Ad text optimization (ATO) is an element of search engine optimization which aims to improve the performance of a pay-per-click (PPC) text advertisement by improving its click-through rate performance. The process operates both in terms of volume, and quality of response; that is, "more buyers, less browsers".

According to Search Engine Journal, "AdWords text ads are small and in some ways unassuming – when you think about testing landing pages it's obvious that there are elements that could make a big impact, but it's sometimes less intuitive that ad text tests can and often do have an equally big impact on results."

==Work method==
PPC ads are triggered to appear on search engine pages when users search with keywords which match those selected by the PPC advertiser. When PPC ads are clicked on, they take the user to a designated page on the advertiser's website and a fee is paid to the search engine for the click. Ad text optimization uses a specialist type of direct response copywriting which can be augmented by an ATO algorithm that measures the response effectiveness of the ad copy. For users, the benefit of ATO is to make PPC ads more relevant to their searches. For advertisers, ATO delivers more clicks, leading to more sales and increased return on investment, and search engines benefit by offering their users more efficient search experiences.

==ATO and Quality Score==
Many search engines, Google being the most notable example, reward more efficient PPC ads with higher Quality Scores, which are measured by higher CTRs.

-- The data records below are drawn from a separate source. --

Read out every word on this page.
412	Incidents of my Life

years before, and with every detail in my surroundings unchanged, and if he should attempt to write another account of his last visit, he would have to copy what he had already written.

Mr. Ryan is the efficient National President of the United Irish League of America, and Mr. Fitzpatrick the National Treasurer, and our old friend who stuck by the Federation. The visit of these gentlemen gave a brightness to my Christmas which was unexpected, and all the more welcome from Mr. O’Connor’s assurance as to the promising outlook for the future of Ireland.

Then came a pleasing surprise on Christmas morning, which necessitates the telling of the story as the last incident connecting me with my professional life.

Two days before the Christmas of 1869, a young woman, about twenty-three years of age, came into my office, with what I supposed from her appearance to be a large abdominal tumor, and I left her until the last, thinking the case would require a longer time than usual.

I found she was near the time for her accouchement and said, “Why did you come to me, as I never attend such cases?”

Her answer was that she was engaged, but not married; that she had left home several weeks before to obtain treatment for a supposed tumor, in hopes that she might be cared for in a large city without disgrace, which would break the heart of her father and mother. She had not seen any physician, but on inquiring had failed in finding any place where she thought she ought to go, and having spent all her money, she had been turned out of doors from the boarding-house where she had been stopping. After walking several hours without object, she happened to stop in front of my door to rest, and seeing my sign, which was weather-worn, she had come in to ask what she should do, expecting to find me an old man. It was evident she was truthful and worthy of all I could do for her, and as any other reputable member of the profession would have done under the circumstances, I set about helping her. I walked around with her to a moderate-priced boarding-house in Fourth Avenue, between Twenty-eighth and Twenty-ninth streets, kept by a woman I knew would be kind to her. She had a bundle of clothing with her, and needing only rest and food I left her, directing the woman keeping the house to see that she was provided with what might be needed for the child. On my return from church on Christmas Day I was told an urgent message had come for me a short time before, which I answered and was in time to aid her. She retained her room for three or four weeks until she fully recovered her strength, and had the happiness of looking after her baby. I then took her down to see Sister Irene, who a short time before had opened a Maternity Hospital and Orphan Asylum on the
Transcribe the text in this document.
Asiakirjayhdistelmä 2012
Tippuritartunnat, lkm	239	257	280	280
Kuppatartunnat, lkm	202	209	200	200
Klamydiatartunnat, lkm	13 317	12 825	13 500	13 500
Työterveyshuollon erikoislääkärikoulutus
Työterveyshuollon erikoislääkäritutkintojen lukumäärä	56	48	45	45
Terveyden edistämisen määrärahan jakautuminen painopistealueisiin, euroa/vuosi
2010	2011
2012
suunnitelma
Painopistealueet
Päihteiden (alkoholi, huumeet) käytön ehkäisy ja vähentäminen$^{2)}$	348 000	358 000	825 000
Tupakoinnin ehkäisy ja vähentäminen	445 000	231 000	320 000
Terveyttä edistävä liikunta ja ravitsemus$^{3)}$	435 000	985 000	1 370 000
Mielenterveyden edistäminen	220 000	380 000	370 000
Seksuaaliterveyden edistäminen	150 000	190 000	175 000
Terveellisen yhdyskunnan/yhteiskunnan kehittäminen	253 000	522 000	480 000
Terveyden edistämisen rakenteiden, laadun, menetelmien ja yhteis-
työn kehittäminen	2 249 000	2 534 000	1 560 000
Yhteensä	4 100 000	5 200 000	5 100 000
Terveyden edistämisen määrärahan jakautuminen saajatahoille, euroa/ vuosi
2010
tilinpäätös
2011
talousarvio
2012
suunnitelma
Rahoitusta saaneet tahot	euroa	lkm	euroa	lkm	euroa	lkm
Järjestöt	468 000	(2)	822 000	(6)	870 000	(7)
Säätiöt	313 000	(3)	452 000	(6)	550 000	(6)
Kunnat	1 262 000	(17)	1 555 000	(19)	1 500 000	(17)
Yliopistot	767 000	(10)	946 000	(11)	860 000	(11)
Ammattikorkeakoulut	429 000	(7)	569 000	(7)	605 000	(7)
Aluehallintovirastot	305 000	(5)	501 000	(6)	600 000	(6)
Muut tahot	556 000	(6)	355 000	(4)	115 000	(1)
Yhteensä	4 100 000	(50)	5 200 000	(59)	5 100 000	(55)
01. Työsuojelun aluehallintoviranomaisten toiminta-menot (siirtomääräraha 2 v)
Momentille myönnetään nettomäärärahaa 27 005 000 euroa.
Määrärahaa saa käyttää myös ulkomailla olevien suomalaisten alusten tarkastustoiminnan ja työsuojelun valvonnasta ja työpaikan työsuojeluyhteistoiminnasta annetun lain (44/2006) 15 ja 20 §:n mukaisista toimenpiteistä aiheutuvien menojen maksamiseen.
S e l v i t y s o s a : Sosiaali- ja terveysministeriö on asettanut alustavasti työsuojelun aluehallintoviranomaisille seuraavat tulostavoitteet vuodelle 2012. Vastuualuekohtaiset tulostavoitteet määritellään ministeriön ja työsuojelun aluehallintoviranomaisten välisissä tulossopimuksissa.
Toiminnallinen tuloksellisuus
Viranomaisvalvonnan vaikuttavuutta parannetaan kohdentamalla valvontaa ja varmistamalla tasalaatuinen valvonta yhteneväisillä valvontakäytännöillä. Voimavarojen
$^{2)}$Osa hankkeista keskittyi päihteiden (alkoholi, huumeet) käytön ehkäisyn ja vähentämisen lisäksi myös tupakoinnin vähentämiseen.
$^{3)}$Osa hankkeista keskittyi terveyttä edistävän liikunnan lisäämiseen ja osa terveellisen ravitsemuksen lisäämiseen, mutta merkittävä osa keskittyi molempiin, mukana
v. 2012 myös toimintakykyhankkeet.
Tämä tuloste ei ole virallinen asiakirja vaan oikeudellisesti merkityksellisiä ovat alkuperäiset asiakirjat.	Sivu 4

The higher the Quality Score of a PPC ad, the lower the bid price the advertiser has to pay each time a user clicks on the relevant keywords that trigger the PPC ad appearing. Higher Quality Scores combined with CPC bids equal high Ad Rank (Ad Rank = CPC Bid * Quality Score), which result in PPC ads appearing higher up in the user's search results. As ATO is a factor that can increase Quality Score, ad text "plays a crucial role in determining the success of" text-based advertising.

==ATO and SEO==
ATO in PPC advertising is viewed by many in marketing as the equivalent of search engine optimization for natural search in that they both improve the visibility of websites.

==ATO and Advertising==

Recently in the UK, PPC Ads have come under the scrutiny of the Advertising Standards Authority. This has been commentated on by many in the marketing and advertising fraternity as evidence that PPC ads now constitute an established part of the marketing mix. According to the UK's Internet Advertising Bureau, search is now a significant advertising medium in its own right with the paid search market worth almost £2.15 billion in 2009 representing 60.7% of online advertising spend in the UK. PPC Ads make up a large portion of this market.